In the gripping new Baby Ganesh Agency novel, Inspector Chopra and his elephant sidekick investigate the death of one of Mumbai's wealthiest citizens, a murder with ramifications for its poorest.

The Parsees are among the oldest, most secretive and most influential communities in the city: respected, envied and sometimes feared.

When prominent industrialist Cyrus Zorabian is murdered on holy ground, his body dumped inside a Tower of Silence - where the Parsee dead are consumed by vultures - the police dismiss it as a random killing. But his daughter is unconvinced.

Chopra, uneasy at entering this world of power and privilege, is soon plagued by doubts about the case.

But murder is murder. And in Mumbai, wealth and corruption go in hand in hand, inextricably linking the lives of both high and low...

I do enjoy these books! I was delighted when I discovered this one tucked away in my collections, since I had somehow not read it.

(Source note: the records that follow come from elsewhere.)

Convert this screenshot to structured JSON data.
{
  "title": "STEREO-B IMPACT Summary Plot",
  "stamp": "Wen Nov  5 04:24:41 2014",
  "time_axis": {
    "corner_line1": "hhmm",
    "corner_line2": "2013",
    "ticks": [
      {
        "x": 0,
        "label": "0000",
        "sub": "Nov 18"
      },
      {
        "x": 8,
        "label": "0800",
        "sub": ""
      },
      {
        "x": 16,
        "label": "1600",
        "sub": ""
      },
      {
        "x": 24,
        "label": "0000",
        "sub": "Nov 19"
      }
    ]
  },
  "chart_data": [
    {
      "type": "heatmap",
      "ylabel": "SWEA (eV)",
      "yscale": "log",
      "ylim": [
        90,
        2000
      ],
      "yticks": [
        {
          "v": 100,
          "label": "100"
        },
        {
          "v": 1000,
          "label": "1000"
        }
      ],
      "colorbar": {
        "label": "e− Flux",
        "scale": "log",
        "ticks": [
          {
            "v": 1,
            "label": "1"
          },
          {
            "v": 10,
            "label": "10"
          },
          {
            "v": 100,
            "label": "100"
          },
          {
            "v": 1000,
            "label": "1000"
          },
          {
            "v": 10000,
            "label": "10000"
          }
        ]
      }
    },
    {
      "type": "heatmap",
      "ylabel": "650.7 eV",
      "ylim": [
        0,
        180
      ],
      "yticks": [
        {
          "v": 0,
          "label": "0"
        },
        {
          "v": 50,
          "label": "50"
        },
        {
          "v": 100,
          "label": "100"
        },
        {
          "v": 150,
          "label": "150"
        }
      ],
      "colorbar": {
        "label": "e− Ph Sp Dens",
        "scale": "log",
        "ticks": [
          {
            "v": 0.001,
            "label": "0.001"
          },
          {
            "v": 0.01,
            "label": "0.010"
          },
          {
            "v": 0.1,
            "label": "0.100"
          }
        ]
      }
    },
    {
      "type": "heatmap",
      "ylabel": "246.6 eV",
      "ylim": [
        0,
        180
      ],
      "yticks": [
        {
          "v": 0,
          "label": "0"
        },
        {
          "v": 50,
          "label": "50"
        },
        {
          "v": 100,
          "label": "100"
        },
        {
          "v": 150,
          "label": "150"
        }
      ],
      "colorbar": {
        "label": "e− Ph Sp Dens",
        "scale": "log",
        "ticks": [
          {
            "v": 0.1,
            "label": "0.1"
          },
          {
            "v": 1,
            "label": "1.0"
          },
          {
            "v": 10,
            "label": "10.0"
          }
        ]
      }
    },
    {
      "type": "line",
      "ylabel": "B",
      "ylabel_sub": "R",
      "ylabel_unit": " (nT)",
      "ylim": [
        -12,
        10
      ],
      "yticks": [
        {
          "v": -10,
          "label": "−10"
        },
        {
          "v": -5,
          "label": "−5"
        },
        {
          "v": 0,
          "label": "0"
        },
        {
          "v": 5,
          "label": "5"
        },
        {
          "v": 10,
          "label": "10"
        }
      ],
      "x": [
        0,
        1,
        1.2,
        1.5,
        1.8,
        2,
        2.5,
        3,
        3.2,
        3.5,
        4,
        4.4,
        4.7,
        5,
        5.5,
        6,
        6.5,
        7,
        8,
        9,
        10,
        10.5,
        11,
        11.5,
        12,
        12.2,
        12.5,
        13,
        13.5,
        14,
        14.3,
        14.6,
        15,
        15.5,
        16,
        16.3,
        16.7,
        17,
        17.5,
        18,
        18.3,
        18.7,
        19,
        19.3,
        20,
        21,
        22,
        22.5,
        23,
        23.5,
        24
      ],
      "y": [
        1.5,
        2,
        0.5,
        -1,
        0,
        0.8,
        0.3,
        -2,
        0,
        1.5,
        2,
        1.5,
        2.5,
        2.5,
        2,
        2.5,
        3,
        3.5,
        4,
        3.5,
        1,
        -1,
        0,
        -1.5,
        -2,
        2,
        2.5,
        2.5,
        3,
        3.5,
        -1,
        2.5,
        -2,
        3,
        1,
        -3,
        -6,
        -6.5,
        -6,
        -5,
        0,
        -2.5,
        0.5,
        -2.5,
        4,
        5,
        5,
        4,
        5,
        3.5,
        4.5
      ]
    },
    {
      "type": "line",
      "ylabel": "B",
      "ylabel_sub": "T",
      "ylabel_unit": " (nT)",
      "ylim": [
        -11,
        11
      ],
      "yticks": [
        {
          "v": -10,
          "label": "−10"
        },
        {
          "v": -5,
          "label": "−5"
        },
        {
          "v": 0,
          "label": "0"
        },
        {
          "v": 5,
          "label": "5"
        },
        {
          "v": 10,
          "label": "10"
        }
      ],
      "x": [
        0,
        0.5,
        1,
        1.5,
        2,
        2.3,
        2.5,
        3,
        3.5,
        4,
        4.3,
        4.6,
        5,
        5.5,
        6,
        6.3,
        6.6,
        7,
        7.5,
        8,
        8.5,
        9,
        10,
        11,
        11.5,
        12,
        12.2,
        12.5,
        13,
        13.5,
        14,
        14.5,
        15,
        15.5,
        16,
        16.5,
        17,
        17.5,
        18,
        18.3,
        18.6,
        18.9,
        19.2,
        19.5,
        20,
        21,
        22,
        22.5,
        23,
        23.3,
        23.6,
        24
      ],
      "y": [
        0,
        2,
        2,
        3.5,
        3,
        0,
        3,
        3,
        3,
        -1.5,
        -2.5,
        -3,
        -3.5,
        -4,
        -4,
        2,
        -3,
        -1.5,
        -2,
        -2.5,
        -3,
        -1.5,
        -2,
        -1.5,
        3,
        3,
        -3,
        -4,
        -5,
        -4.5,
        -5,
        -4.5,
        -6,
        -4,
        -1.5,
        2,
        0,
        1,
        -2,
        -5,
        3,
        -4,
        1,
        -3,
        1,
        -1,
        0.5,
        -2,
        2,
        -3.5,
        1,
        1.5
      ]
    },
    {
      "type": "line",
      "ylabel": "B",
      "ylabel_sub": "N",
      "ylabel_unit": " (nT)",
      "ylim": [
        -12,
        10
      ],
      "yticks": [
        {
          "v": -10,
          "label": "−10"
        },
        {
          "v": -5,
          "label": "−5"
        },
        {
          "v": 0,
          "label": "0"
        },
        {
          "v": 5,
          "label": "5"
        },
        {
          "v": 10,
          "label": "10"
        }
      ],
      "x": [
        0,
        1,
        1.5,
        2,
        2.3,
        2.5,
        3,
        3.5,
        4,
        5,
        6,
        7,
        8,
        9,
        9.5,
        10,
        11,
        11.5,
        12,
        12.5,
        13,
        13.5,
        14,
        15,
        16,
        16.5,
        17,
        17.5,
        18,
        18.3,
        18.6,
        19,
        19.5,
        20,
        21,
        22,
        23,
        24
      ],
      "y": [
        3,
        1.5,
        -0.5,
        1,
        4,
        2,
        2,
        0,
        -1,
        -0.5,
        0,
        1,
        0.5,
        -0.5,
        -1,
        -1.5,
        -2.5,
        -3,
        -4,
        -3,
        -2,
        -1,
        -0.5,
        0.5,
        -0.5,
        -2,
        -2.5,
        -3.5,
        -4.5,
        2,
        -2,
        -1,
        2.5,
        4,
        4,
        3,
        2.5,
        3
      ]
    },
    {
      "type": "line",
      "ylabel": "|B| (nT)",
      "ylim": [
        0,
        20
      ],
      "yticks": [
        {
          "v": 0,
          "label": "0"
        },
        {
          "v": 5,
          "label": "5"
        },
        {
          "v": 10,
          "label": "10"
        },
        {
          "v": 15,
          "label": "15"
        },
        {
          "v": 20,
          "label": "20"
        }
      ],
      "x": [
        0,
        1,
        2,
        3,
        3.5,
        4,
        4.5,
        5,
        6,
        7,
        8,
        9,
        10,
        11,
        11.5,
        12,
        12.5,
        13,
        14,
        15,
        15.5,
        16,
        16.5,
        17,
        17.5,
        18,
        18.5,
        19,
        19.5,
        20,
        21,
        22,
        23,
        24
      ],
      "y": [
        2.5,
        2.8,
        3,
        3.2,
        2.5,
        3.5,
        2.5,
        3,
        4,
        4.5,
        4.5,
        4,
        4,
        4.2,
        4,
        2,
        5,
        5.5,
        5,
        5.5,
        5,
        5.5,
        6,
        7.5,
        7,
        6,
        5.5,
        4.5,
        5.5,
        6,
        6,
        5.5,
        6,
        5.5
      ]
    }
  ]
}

I finished Midnight at Malabar House a couple of days ago. It was really good. I am looking forward to the next one.

Timeflyer

(2,025 posts)
14. It Can't Happen Here, by Sinclair Lewis.
Fri Feb 2, 2024, 01:16 PM
Feb 2024

Oh, yes it can happen here. Scary book for scary times, classic I put off reading until now, when it feels too relevant.

hermetic

(8,330 posts)
15. Wow, written in 1935
Sat Feb 3, 2024, 02:33 PM
Feb 2024

It was republished in 2016. Salon called it “The novel that foreshadowed Donald Trump's authoritarian appeal.”

"Written during the Great Depression, when the country was largely oblivious to Hitler's aggression, it juxtaposes sharp political satire with the chillingly realistic rise of a president who becomes a dictator to save the nation from welfare cheats, sex, crime, and a liberal press.
...a shockingly prescient novel that remains as fresh and contemporary as today's news."

Glad to see it's available at my library. A must read.

Timeflyer

(2,025 posts)
16. It is a fantastic book for these times. Dorothy Thompson, his wife at the time, interviewed Hitler
Fri Feb 9, 2024, 02:40 PM
Feb 2024

in 1933, and saw what was coming in Germany. She was an amazing journalist who was hugely influential in her time. Now I'm reading her biography, American Cassandra, forget the author.